Not when it's the first header. There is nothing to continue.

>> 2b) Space after From header: Again
> 
> Not sure what you mean but that's probably valid.

Sorry, messed up writing this. I mean when the header is "From : foo@example.com <mailto:foo@example.com>" - some parsers treat it as "From" header and some as "From " with a space.

>> 2c) Folding space before ":"
> 
> Not valid but I don't think I've ever seen it.
> 
> Over in DMARC land people have been arguing for years about what to do
> about misleading display names, and getting nowhere. 

These aren't about display-names though, which the client could handle how it wishes, but the actual email addresses visible to client via ENVELOPE.

> While I certainly believe that it's possible to do spam filtering
> looking for patterns that are likely to be phishes, I really don't
> think that the IMAP address parser is the place to do it.

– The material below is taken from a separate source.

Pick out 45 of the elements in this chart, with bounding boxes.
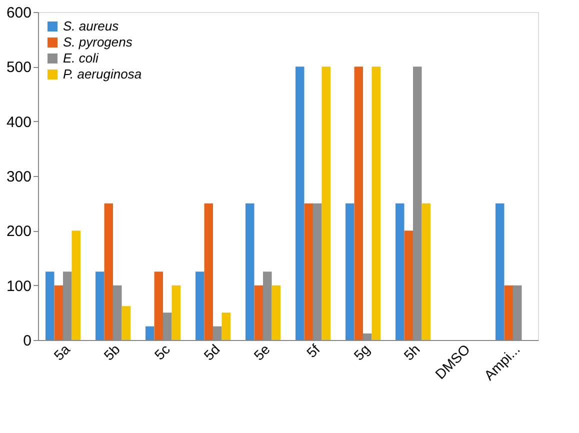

But IMAP server is the one parsing the addresses into ENVELOPE, which the MUAs can use. We have the same problem that mail could look like it's fully DMARC-validated (and/or whatever other validation method is being used), but due to different parsers the From address could end up looking like it's fully valid to client even though it's not what was actually validated due to parsing differences. The only way for client to avoid this issue now would be to not use ENVELOPE at all and parse the headers itself.